July 5 (Bloomberg) -- Australia’s dollar fell from near a two-month high as Asian stocks dropped amid signs of a global economic slowdown, sapping demand for riskier assets.
New Zealand’s dollar, known as the kiwi, snapped two days of gains against the yen before reports this week that may show German factory orders dropped in May and U.S. payrolls for June concluded the smallest quarterly advance in more than two years. Australian Treasurer Wayne Swan said he will discuss trading between the Chinese yuan and the so-called Aussie next week in Hong Kong.

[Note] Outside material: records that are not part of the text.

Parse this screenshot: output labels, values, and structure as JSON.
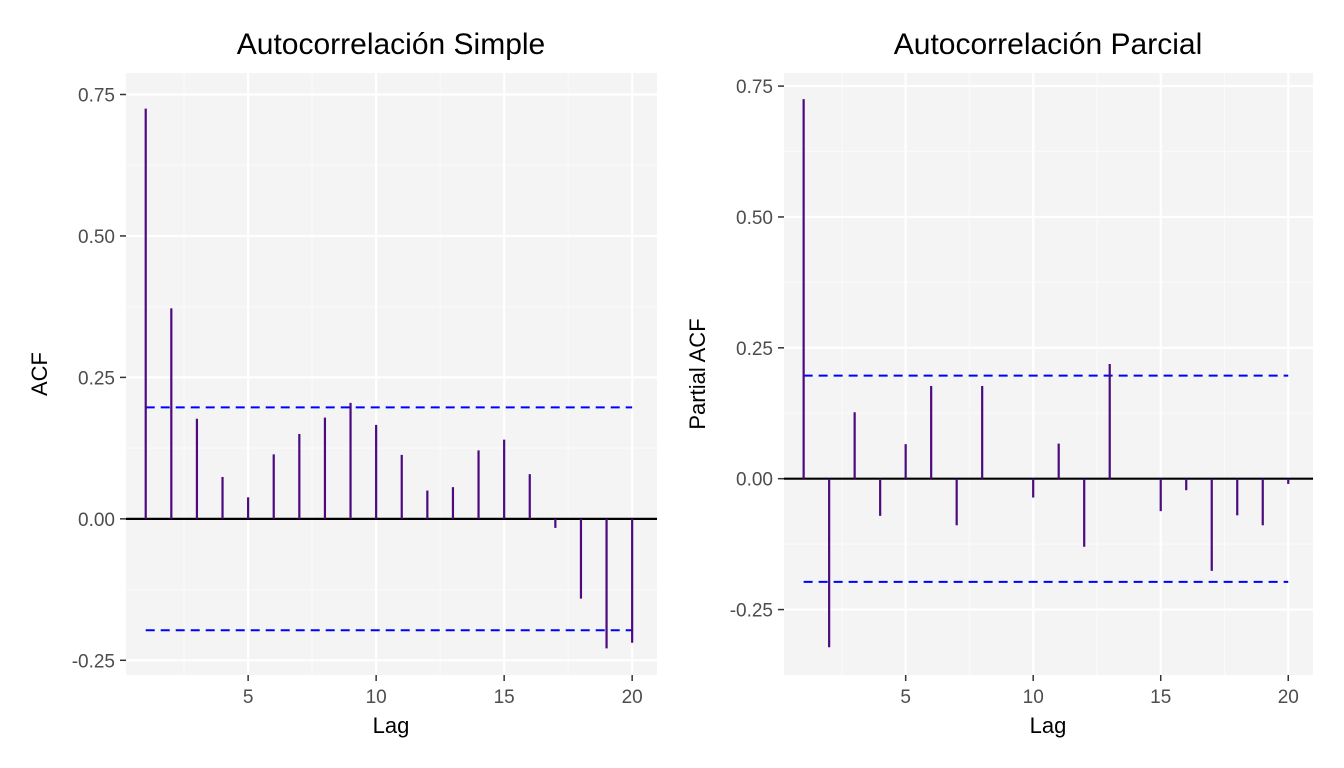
{
  "colors": {
    "panel_background": "#f4f4f4",
    "grid_major": "#ffffff",
    "grid_minor": "#fafafa",
    "bars": "#4b0a7f",
    "zero_line": "#000000",
    "confidence_lines": "#0000ff",
    "tick_text": "#4d4d4d"
  },
  "chart_data": [
    {
      "type": "bar",
      "style": "lollipop-spikes",
      "title": "Autocorrelación Simple",
      "xlabel": "Lag",
      "ylabel": "ACF",
      "xlim": [
        0.23,
        20.97
      ],
      "ylim": [
        -0.276,
        0.788
      ],
      "x_ticks": [
        5,
        10,
        15,
        20
      ],
      "x_tick_labels": [
        "5",
        "10",
        "15",
        "20"
      ],
      "y_ticks": [
        -0.25,
        0.0,
        0.25,
        0.5,
        0.75
      ],
      "y_tick_labels": [
        "-0.25",
        "0.00",
        "0.25",
        "0.50",
        "0.75"
      ],
      "grid": true,
      "confidence_bounds": [
        0.197,
        -0.197
      ],
      "x": [
        1,
        2,
        3,
        4,
        5,
        6,
        7,
        8,
        9,
        10,
        11,
        12,
        13,
        14,
        15,
        16,
        17,
        18,
        19,
        20
      ],
      "values": [
        0.725,
        0.372,
        0.177,
        0.074,
        0.038,
        0.114,
        0.15,
        0.179,
        0.205,
        0.166,
        0.113,
        0.05,
        0.056,
        0.121,
        0.14,
        0.079,
        -0.016,
        -0.141,
        -0.229,
        -0.219
      ]
    },
    {
      "type": "bar",
      "style": "lollipop-spikes",
      "title": "Autocorrelación Parcial",
      "xlabel": "Lag",
      "ylabel": "Partial ACF",
      "xlim": [
        0.23,
        20.97
      ],
      "ylim": [
        -0.375,
        0.775
      ],
      "x_ticks": [
        5,
        10,
        15,
        20
      ],
      "x_tick_labels": [
        "5",
        "10",
        "15",
        "20"
      ],
      "y_ticks": [
        -0.25,
        0.0,
        0.25,
        0.5,
        0.75
      ],
      "y_tick_labels": [
        "-0.25",
        "0.00",
        "0.25",
        "0.50",
        "0.75"
      ],
      "grid": true,
      "confidence_bounds": [
        0.197,
        -0.197
      ],
      "x": [
        1,
        2,
        3,
        4,
        5,
        6,
        7,
        8,
        9,
        10,
        11,
        12,
        13,
        14,
        15,
        16,
        17,
        18,
        19,
        20
      ],
      "values": [
        0.725,
        -0.322,
        0.127,
        -0.071,
        0.066,
        0.177,
        -0.089,
        0.177,
        0.0,
        -0.036,
        0.067,
        -0.13,
        0.219,
        0.0,
        -0.062,
        -0.022,
        -0.176,
        -0.07,
        -0.089,
        -0.01
      ]
    }
  ]
}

“What we’ve got to remember is that the global economy faces a number of issues,” said Robert Rennie, chief currency strategist at Westpac Banking Corp. in Sydney. “On the medium-term basis, we still see the Aussie lower.”

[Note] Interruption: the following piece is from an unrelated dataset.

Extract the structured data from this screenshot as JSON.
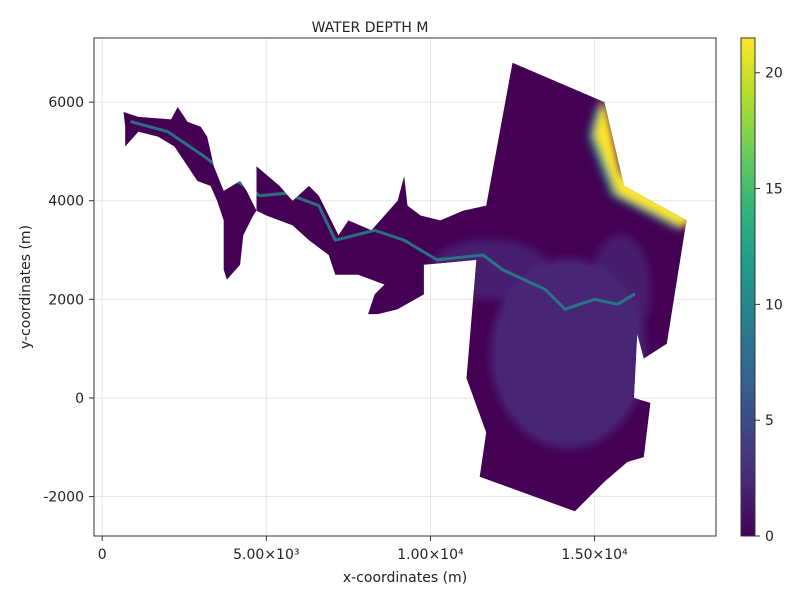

Australia’s dollar lost 0.1 percent to $1.0264 at 4:02 p.m. in Sydney, after touching $1.0320 yesterday, the highest since May 3. The currency slid 0.3 percent to 81.87 yen. New Zealand’s dollar weakened 0.1 percent to 80.30 U.S. cents. It declined 0.2 percent to 64.06 yen, after gaining 0.1 percent yesterday.
The MSCI Asia Pacific Index of shares lost 0.2 percent, snapping a six-day advance.
The yield on 10-year Australian government notes dropped nine basis points, or 0.09 percentage point, to 3.11 percent. New Zealand’s two-year swap rate, a fixed payment made to receive floating rates, fell three basis points to 2.79 percent.
Factory orders in Germany, the euro zone’s biggest economy, may have declined 6 percent in May from a year ago, according to the median estimate of economists in a Bloomberg survey before today’s figure. They fell 3.8 percent in April.
U.S. employers probably increased payrolls by 90,000 workers last month after a 69,000 gain in May, a separate survey showed before the Labor Department reports figures tomorrow. Excluding government agencies, private hiring may have climbed by 100,000, concluding the smallest quarterly advance since the first three months of 2010.
Losses in the South Pacific nations’ currencies were limited before European Central Bank and Bank of England meetings today to discuss ways to provide economic stimulus.
The ECB will probably cut its benchmark interest rate by 25 basis points to a record low 0.75 percent today, while the BOE is forecast to raise its target for bond purchases, according to economists in Bloomberg News surveys.
“You might see the Aussie and kiwi supported a little bit if the BOE and ECB do more stimulus,” said Joseph Capurso, a strategist in Sydney at Commonwealth Bank of Australia. “There’s a good chance that the Aussie-euro will soon hit a record high.”
The Australian dollar was at 81.92 euro cents from 82.03 yesterday, compared with a record high of 82.42 set on Feb. 7.
Swan said Australia is taking action to promote yuan-Australian dollar transactions. China is Australia’s biggest trading partner.
The yuan’s internationalization “is clearly in the interests of Australian businesses and the broader Australian economy,” Swan said today in a statement e-mailed from his office in Canberra. “Both governments are very keen to see us deepen and broaden this important market.”
A government report today showed Australia’s imports outpaced exports by A$285 million ($293 million) in May, up from a revised A$26 million gap in the prior month.